On my most recent visit on a hot summer day, I was surprised by a gentle fragrance as Little Cohas Brook came into sight. I gave the credit to the blooming water lilies. Loosestrife was in bloom as well: lovely purple color on what I’m told is a highly invasive plant.
Busy as the trail can be, I had no sense of being crowded on my midweek visit. There was room for everyone. I even had a bench to myself for a bit of birdwatching.
I like seeing mile markers that have been restored or re-created. They keep me mindful of a trail’s history.
A decorative cairn made me smile at another peaceful resting spot along the trail.
Four and a half paved miles extend from Harvey Road to the town line at NH Route 28. From the southern end, I could see across the road to a yet-undeveloped stretch of railbed in Derry. Its day will come.
Local trail group: Londonderry Trailways
I spent a good afternoon walking on Derry’s trail that links Hood Park with Windham Junction. That’s about 8 miles round trip, with refreshments available from businesses near each end. Parking is available at both ends.
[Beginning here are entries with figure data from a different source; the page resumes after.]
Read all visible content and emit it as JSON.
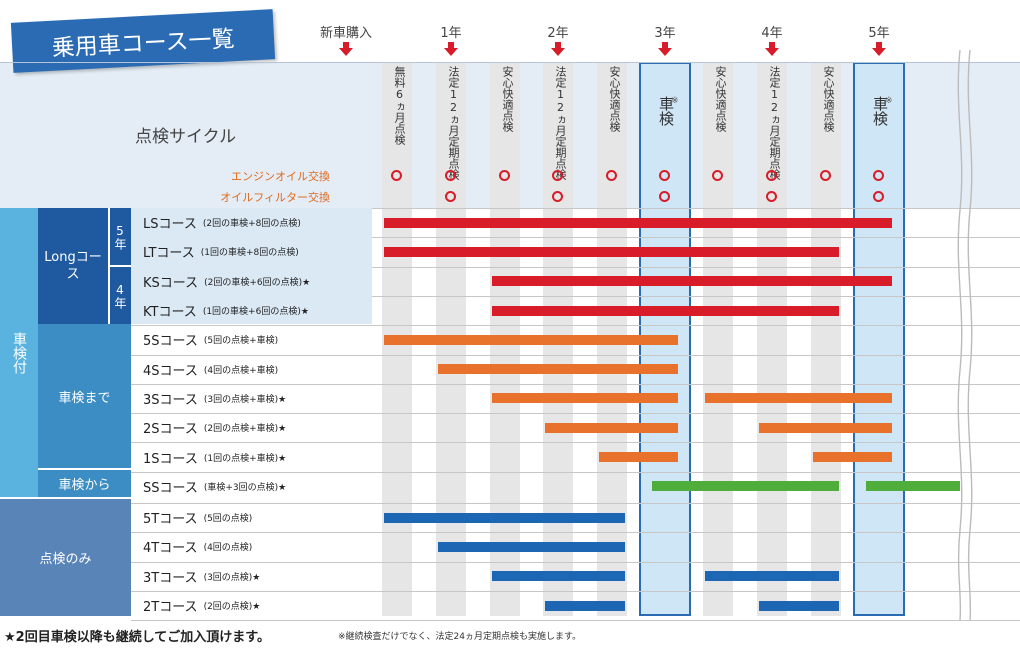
{
  "title": "乗用車コース一覧",
  "schedule_labels": [
    "新車購入",
    "1年",
    "2年",
    "3年",
    "4年",
    "5年"
  ],
  "cycle_label": "点検サイクル",
  "columns": [
    "無料6ヵ月点検",
    "法定12ヵ月定期点検",
    "安心快適点検",
    "法定12ヵ月定期点検",
    "安心快適点検",
    "※車検",
    "安心快適点検",
    "法定12ヵ月定期点検",
    "安心快適点検",
    "※車検"
  ],
  "services": [
    {
      "label": "エンジンオイル交換",
      "marks": [
        true,
        true,
        true,
        true,
        true,
        true,
        true,
        true,
        true,
        true
      ]
    },
    {
      "label": "オイルフィルター交換",
      "marks": [
        false,
        true,
        false,
        true,
        false,
        true,
        false,
        true,
        false,
        true
      ]
    }
  ],
  "groups": {
    "shaken_tsuki": "車検付",
    "long": "Longコース",
    "long_5": "5年",
    "long_4": "4年",
    "made": "車検まで",
    "kara": "車検から",
    "tenken": "点検のみ"
  },
  "courses": [
    {
      "name": "LSコース",
      "detail": "(2回の車検+8回の点検)",
      "color": "red",
      "segments": [
        [
          0,
          9
        ]
      ]
    },
    {
      "name": "LTコース",
      "detail": "(1回の車検+8回の点検)",
      "color": "red",
      "segments": [
        [
          0,
          8
        ]
      ]
    },
    {
      "name": "KSコース",
      "detail": "(2回の車検+6回の点検)★",
      "color": "red",
      "segments": [
        [
          2,
          9
        ]
      ]
    },
    {
      "name": "KTコース",
      "detail": "(1回の車検+6回の点検)★",
      "color": "red",
      "segments": [
        [
          2,
          8
        ]
      ]
    },
    {
      "name": "5Sコース",
      "detail": "(5回の点検+車検)",
      "color": "orange",
      "segments": [
        [
          0,
          5
        ]
      ]
    },
    {
      "name": "4Sコース",
      "detail": "(4回の点検+車検)",
      "color": "orange",
      "segments": [
        [
          1,
          5
        ]
      ]
    },
    {
      "name": "3Sコース",
      "detail": "(3回の点検+車検)★",
      "color": "orange",
      "segments": [
        [
          2,
          5
        ],
        [
          6,
          9
        ]
      ]
    },
    {
      "name": "2Sコース",
      "detail": "(2回の点検+車検)★",
      "color": "orange",
      "segments": [
        [
          3,
          5
        ],
        [
          7,
          9
        ]
      ]
    },
    {
      "name": "1Sコース",
      "detail": "(1回の点検+車検)★",
      "color": "orange",
      "segments": [
        [
          4,
          5
        ],
        [
          8,
          9
        ]
      ]
    },
    {
      "name": "SSコース",
      "detail": "(車検+3回の点検)★",
      "color": "green",
      "segments": [
        [
          5,
          8
        ],
        [
          9,
          10
        ]
      ]
    },
    {
      "name": "5Tコース",
      "detail": "(5回の点検)",
      "color": "blue",
      "segments": [
        [
          0,
          4
        ]
      ]
    },
    {
      "name": "4Tコース",
      "detail": "(4回の点検)",
      "color": "blue",
      "segments": [
        [
          1,
          4
        ]
      ]
    },
    {
      "name": "3Tコース",
      "detail": "(3回の点検)★",
      "color": "blue",
      "segments": [
        [
          2,
          4
        ],
        [
          6,
          8
        ]
      ]
    },
    {
      "name": "2Tコース",
      "detail": "(2回の点検)★",
      "color": "blue",
      "segments": [
        [
          3,
          4
        ],
        [
          7,
          8
        ]
      ]
    }
  ],
  "colors": {
    "red": "#d81c2a",
    "orange": "#e8722c",
    "green": "#4fae3b",
    "blue": "#1c66b4",
    "header_blue": "#2a6bb4",
    "light_blue": "#5ab3de",
    "mid_blue": "#3b8dc3",
    "dark_blue": "#1f5aa0",
    "steel_blue": "#5984b8",
    "pale_blue": "#dbe9f5",
    "stripe": "#e6e6e6",
    "shaken_fill": "#cfe6f6",
    "shaken_border": "#2a6bb4"
  },
  "footer": {
    "note_main": "★2回目車検以降も継続してご加入頂けます。",
    "note_sub": "※継続検査だけでなく、法定24ヵ月定期点検も実施します。"
  }
}
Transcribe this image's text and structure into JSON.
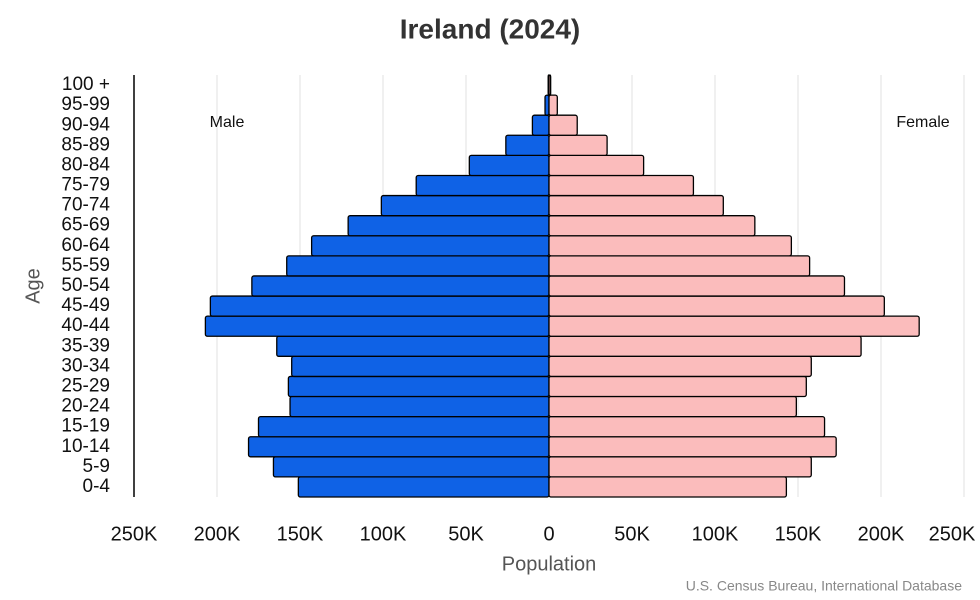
{
  "chart_data": {
    "type": "pyramid",
    "title": "Ireland (2024)",
    "x_label": "Population",
    "y_label": "Age",
    "source": "U.S. Census Bureau, International Database",
    "categories": [
      "0-4",
      "5-9",
      "10-14",
      "15-19",
      "20-24",
      "25-29",
      "30-34",
      "35-39",
      "40-44",
      "45-49",
      "50-54",
      "55-59",
      "60-64",
      "65-69",
      "70-74",
      "75-79",
      "80-84",
      "85-89",
      "90-94",
      "95-99",
      "100 +"
    ],
    "series": [
      {
        "name": "Male",
        "color": "#0f62e6",
        "side": "left",
        "values": [
          151000,
          166000,
          181000,
          175000,
          156000,
          157000,
          155000,
          164000,
          207000,
          204000,
          179000,
          158000,
          143000,
          121000,
          101000,
          80000,
          48000,
          26000,
          10000,
          2400,
          500
        ]
      },
      {
        "name": "Female",
        "color": "#fbbcbc",
        "side": "right",
        "values": [
          143000,
          158000,
          173000,
          166000,
          149000,
          155000,
          158000,
          188000,
          223000,
          202000,
          178000,
          157000,
          146000,
          124000,
          105000,
          87000,
          57000,
          35000,
          17000,
          5000,
          1000
        ]
      }
    ],
    "xlim": [
      -250000,
      250000
    ],
    "xticks": [
      {
        "value": -250000,
        "label": "250K"
      },
      {
        "value": -200000,
        "label": "200K"
      },
      {
        "value": -150000,
        "label": "150K"
      },
      {
        "value": -100000,
        "label": "100K"
      },
      {
        "value": -50000,
        "label": "50K"
      },
      0,
      {
        "value": 50000,
        "label": "50K"
      },
      {
        "value": 100000,
        "label": "100K"
      },
      {
        "value": 150000,
        "label": "150K"
      },
      {
        "value": 200000,
        "label": "200K"
      },
      {
        "value": 250000,
        "label": "250K"
      }
    ],
    "grid": true
  }
}
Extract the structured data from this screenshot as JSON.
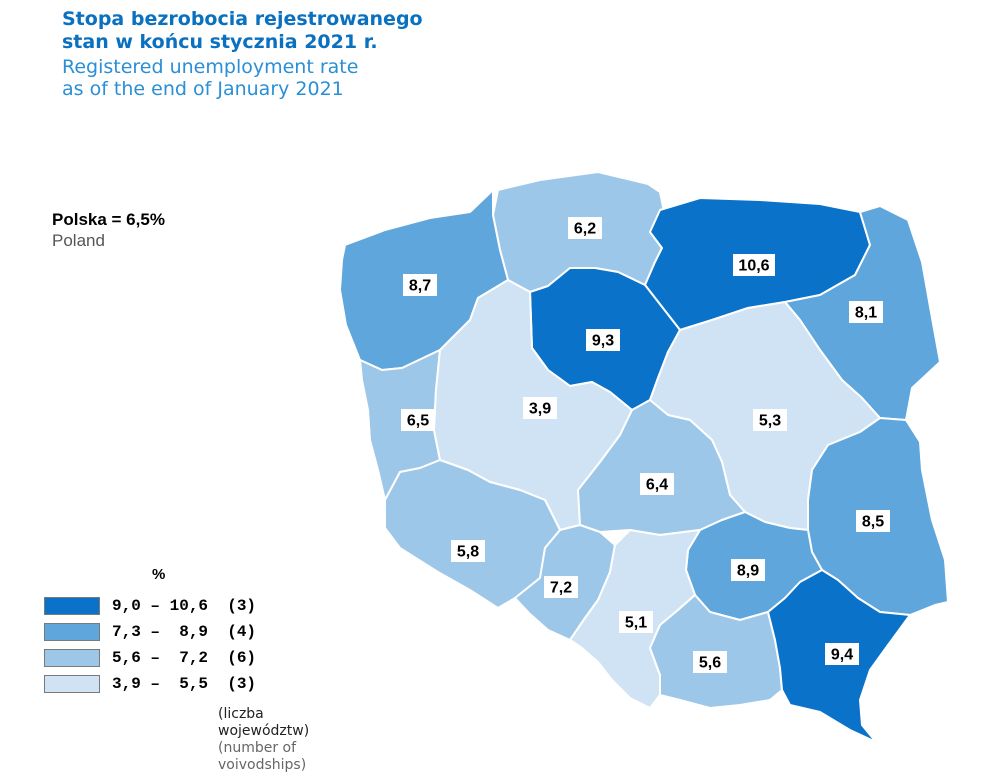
{
  "title": {
    "pl": "Stopa bezrobocia rejestrowanego\nstan w końcu stycznia 2021 r.",
    "pl_line1": "Stopa bezrobocia rejestrowanego",
    "pl_line2": "stan w końcu stycznia 2021 r.",
    "en_line1": "Registered unemployment rate",
    "en_line2": "as of the end of January 2021"
  },
  "national": {
    "pl": "Polska = 6,5%",
    "en": "Poland"
  },
  "colors": {
    "class1": "#0a72c8",
    "class2": "#5fa6dc",
    "class3": "#9dc7e9",
    "class4": "#cfe3f4"
  },
  "regions": [
    {
      "id": "pomorskie",
      "value": "6,2",
      "class": 3
    },
    {
      "id": "zachodniopomorskie",
      "value": "8,7",
      "class": 2
    },
    {
      "id": "warminsko-mazurskie",
      "value": "10,6",
      "class": 1
    },
    {
      "id": "podlaskie",
      "value": "8,1",
      "class": 2
    },
    {
      "id": "kujawsko-pomorskie",
      "value": "9,3",
      "class": 1
    },
    {
      "id": "lubuskie",
      "value": "6,5",
      "class": 3
    },
    {
      "id": "wielkopolskie",
      "value": "3,9",
      "class": 4
    },
    {
      "id": "mazowieckie",
      "value": "5,3",
      "class": 4
    },
    {
      "id": "lodzkie",
      "value": "6,4",
      "class": 3
    },
    {
      "id": "lubelskie",
      "value": "8,5",
      "class": 2
    },
    {
      "id": "dolnoslaskie",
      "value": "5,8",
      "class": 3
    },
    {
      "id": "opolskie",
      "value": "7,2",
      "class": 3
    },
    {
      "id": "swietokrzyskie",
      "value": "8,9",
      "class": 2
    },
    {
      "id": "slaskie",
      "value": "5,1",
      "class": 4
    },
    {
      "id": "malopolskie",
      "value": "5,6",
      "class": 3
    },
    {
      "id": "podkarpackie",
      "value": "9,4",
      "class": 1
    }
  ],
  "legend": {
    "unit": "%",
    "items": [
      {
        "label": "9,0 – 10,6  (3)",
        "class": 1
      },
      {
        "label": "7,3 –  8,9  (4)",
        "class": 2
      },
      {
        "label": "5,6 –  7,2  (6)",
        "class": 3
      },
      {
        "label": "3,9 –  5,5  (3)",
        "class": 4
      }
    ],
    "note_pl": "(liczba województw)",
    "note_en": "(number of voivodships)"
  }
}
Nothing but an embankment and a strip of trees separated me from I-93 on the southern part of the trail. Once the trail and highway diverged, the scenery changed to wetlands full of red-winged blackbirds. Proceeding north, I entered residential areas, then passed a ball field, and crossed busy NH Route 102 in the center of town.
Crossing 102 was easier than I expected. Traffic actually stopped for me as I entered the crosswalk. That is not something I take for granted in central business districts, even on a weekend.
My favorite part of the trail paid tribute to poet Robert Frost, who spent a few years teaching at nearby Pinkerton Academy. “The Road Not Taken” had been stenciled on the trail only a day or two before my walk. More artwork has since been added.
Local trail group: Derry Rail Trail
I confess to a special liking for the Windham rail trail. Annually – except during this COVID year – there’s a 5k race (3.1 miles) here that usually falls near my birthday. I consider the race a present to myself. Even on the hottest day, this is a cool and restful trail.
Windham Junction, with its restored depot and caboose, has a good-sized parking lot. That makes it a good starting point for a ride or walk north into Derry or south into Salem. My recent trip was just to enjoy the Windham trail itself.
The trail looked practically freshly-pressed. Recent maintenance work has improved the trail’s surface and drainage.